Fort Worth — Rose Pearson, Executive Director of Circle Theatre, which she founded with her husband Bill Newberry in 1981, has died after a long battle with cancer. She was 69.
You can read Mark Lowry's full obituary in the Fort Worth Star-Telegram, here.
Circle Theatre, now in its 35th season, opens Lauren Gunderson’s The Taming, a reaction to The Taming of the Shrew, this weekend. Gunderson was one of the playwrights championed by Circle, which has become known for producing the much-needed second, third or fourth productions of new plays by such writers as Bruce Graham, Tom Dudzick and Michael Hollinger, all represented in the current season.
“She was committed to new plays and playwrights and intimate experiences between actors and audiences,” said Harry Parker, chair of the theater department at Texas Christian University, who has directed many shows at Circle since he moved back to Fort Worth 13 years ago.
Pearson was born May 22, 1947 in Canyon, Texas. She majored in Portuguese at the University of Texas and wanted to live in Brazil. She loved theater and moved to Fort Worth, where she became involved with Bill Garber's Fort Worth Community Theatre (later called Fort Worth Theatre, now defunct). She met Newberry performing in A Streetcar Named Desire; she was Blanche, he was Mitch.

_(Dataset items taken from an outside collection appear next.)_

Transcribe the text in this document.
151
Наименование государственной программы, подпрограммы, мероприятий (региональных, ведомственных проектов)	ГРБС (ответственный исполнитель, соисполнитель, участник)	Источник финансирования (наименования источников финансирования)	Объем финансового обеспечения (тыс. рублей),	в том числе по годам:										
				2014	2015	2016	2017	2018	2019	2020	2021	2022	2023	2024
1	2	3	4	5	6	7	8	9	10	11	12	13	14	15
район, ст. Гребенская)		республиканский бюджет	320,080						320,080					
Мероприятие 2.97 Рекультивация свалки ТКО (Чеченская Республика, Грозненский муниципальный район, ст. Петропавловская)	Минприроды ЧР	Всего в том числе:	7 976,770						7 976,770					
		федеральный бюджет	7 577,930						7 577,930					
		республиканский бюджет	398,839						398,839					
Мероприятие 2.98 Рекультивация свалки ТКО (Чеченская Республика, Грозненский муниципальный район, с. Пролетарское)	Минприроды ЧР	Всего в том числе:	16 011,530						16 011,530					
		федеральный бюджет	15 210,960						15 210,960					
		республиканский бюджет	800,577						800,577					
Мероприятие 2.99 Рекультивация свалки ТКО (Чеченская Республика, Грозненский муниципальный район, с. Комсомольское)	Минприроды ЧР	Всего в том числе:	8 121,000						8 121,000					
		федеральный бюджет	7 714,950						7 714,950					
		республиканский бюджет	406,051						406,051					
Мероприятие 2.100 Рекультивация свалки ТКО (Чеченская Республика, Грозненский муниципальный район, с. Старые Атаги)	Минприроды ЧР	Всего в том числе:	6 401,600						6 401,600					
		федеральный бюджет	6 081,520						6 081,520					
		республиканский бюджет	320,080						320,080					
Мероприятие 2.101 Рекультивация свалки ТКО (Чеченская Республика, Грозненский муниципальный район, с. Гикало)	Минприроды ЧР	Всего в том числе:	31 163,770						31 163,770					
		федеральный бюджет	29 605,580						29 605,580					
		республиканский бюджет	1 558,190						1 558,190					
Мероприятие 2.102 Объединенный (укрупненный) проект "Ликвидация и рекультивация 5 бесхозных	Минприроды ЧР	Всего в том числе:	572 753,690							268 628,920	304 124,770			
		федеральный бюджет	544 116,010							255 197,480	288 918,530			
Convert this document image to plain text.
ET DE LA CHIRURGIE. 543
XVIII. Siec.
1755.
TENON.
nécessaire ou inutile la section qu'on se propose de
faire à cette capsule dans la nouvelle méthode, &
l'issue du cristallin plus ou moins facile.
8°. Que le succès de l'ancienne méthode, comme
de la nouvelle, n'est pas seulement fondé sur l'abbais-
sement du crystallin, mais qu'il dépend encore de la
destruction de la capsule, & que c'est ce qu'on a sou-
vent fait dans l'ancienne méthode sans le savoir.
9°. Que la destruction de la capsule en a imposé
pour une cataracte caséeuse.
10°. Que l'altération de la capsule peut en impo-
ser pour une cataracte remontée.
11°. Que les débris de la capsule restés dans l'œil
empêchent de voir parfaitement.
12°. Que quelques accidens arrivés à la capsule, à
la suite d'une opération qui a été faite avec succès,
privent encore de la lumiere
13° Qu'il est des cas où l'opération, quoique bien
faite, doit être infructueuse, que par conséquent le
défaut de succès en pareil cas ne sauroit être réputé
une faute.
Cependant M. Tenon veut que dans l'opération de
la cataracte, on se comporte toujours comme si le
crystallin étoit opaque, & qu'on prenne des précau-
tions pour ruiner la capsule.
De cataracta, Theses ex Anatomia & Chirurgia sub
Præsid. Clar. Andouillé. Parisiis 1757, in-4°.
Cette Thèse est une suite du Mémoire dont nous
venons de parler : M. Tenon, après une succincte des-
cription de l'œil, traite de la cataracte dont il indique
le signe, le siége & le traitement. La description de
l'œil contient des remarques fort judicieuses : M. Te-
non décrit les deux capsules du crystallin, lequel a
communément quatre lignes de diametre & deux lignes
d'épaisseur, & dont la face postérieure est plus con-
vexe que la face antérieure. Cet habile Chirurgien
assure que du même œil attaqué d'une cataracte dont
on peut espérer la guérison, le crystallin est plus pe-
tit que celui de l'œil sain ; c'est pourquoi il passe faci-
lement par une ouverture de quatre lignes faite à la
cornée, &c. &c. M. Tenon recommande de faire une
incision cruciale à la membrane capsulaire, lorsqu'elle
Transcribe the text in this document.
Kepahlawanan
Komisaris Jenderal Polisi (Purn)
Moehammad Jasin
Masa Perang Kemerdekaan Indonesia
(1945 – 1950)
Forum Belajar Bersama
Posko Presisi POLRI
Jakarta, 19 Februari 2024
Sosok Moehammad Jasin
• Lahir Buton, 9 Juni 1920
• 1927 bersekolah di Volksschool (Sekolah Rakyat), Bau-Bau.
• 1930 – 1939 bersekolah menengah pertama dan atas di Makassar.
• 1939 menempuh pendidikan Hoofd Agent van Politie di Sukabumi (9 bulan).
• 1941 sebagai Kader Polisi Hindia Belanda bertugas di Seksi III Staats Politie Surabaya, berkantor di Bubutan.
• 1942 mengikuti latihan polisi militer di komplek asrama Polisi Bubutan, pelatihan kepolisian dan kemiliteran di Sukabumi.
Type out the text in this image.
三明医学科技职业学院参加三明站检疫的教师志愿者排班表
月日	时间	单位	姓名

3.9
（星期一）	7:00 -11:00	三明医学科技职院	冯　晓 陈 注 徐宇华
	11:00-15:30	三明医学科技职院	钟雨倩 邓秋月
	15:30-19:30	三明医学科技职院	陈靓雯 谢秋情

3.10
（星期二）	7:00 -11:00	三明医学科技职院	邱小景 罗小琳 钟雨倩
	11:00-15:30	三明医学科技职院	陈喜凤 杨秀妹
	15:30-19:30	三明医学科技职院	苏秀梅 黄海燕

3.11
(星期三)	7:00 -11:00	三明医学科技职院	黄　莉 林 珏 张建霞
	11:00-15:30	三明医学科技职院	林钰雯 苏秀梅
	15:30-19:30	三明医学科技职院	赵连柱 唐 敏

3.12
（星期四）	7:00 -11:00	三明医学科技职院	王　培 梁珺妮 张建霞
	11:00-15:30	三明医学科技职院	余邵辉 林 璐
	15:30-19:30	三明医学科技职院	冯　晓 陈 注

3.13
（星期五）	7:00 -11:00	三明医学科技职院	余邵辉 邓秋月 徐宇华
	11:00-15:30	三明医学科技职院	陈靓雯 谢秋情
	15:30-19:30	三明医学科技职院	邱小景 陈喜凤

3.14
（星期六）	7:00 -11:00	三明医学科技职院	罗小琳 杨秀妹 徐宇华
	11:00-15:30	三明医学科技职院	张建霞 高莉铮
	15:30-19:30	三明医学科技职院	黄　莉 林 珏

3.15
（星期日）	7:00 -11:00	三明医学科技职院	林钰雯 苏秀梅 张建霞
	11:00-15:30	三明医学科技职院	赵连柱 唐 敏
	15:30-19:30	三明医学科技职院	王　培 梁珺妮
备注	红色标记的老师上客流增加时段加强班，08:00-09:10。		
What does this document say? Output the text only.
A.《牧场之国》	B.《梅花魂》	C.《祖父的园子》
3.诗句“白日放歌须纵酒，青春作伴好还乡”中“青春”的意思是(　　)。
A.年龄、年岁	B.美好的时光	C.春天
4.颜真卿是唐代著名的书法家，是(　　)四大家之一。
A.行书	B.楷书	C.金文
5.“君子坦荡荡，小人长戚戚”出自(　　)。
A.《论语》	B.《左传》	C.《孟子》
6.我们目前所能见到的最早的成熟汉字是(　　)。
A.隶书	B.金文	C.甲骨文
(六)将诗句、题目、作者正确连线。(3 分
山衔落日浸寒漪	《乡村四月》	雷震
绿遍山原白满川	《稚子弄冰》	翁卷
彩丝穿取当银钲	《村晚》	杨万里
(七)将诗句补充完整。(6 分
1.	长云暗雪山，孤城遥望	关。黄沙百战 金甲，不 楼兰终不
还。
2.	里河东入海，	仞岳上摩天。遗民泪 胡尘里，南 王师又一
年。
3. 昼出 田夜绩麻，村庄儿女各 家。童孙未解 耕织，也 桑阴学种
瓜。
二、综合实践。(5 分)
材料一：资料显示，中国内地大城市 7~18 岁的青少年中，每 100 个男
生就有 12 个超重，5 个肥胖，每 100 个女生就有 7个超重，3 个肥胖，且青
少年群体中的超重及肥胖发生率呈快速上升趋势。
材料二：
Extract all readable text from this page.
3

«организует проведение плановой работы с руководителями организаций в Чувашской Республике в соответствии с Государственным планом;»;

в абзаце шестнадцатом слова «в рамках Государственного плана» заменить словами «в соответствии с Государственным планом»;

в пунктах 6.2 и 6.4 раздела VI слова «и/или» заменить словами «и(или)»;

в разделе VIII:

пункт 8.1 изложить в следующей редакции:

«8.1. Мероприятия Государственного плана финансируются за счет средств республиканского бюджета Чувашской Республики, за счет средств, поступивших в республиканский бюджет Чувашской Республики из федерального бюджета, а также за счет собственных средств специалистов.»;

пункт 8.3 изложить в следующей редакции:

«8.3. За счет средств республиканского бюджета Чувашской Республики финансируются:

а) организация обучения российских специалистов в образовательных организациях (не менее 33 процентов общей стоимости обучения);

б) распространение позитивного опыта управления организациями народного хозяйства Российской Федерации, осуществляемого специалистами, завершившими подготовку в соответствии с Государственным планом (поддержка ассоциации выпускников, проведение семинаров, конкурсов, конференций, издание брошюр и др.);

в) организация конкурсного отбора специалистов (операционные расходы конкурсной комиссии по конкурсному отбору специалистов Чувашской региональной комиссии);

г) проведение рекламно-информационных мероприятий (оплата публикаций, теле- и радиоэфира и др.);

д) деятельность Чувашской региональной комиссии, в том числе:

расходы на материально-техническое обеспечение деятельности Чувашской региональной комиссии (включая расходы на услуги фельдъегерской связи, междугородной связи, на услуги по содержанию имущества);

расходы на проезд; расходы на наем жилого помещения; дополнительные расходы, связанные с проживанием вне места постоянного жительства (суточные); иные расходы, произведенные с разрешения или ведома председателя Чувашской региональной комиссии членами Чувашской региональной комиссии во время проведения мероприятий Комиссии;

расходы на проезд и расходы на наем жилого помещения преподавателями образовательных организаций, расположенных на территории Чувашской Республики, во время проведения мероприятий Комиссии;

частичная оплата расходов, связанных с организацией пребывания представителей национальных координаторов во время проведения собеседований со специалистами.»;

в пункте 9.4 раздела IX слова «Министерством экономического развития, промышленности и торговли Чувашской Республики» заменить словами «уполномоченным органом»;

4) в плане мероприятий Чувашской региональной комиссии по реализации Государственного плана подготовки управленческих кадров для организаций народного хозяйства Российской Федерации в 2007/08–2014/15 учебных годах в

On the heels of other theaters that sprung up from artists working at Fort Worth Community Theatre and Casa Mañana—Hip Pocket Theatre in 1977, Stage West in 1979, and Jubilee Theatre in 1981—Pearson and Newberry started Circle Theatre, performing in the back room at the Mexican restaurant La Hacienda on Bluebonnet Circle, just south of Texas Christian University. A few years later Circle moved into a bigger space on Magnolia Avenue a few years later. The goal was to focus on under-produced and new plays, and lesser-known works by established playwrights, including David Mamet’s A Life in the Theatre, Israel Horowitz’s The Primary English Class and Tennessee Williams' Period of Adjustment.
In 1994, Circle moved into its current home in a basement space in Sundance Square, where it operates with about a half-a-million-dollar annual budget and mounts five productions a year as an Actor’s Equity Association Small Professional Theatre. It’s one of about 10 North Texas theaters working under an SPT contract. In 2009, there were renovations to the lobby and the 125-seat theater.
Dana Schultes, who now runs Stage West, has worked at Circle throughout her career.
"Rose was both a strong woman I could always look up to as a leader in the local theater community as well as an instant colleague that would reach out to me from time to time for production/producer chats," Shultes said. "Without a doubt, you always knew when you went to a Circle Theatre production that Rose Pearson had put her stamp of approval on all aspects of the play. Rose leaves an extraordinary legacy for the theater community and the great community at large. She is added to the list of recently passed DFW Theatre founders who whe will always remember for laying the building blocks for great North Texas theater. Tonight [Friday, Aug. 19] at 7:45 p.m., Stage West will dim our marquee in memoriam of Rose Pearson."
“She never stopped working and was a go-getter,” Tim Long said. “She made me a better person. She made everyone around her better because she was always on the top of her game.”
Long said that the theater will continue, and that there will be an announcement of the new staff structure forthcoming. It’s something they’ve been preparing for.
Funeral services have not been announced yet. In lieu of flowers, the family asks that donations be made to Circle Theatre in Rose’s name. There will be a celebration of her life in the coming months at the theater. We'll add the details as we get them.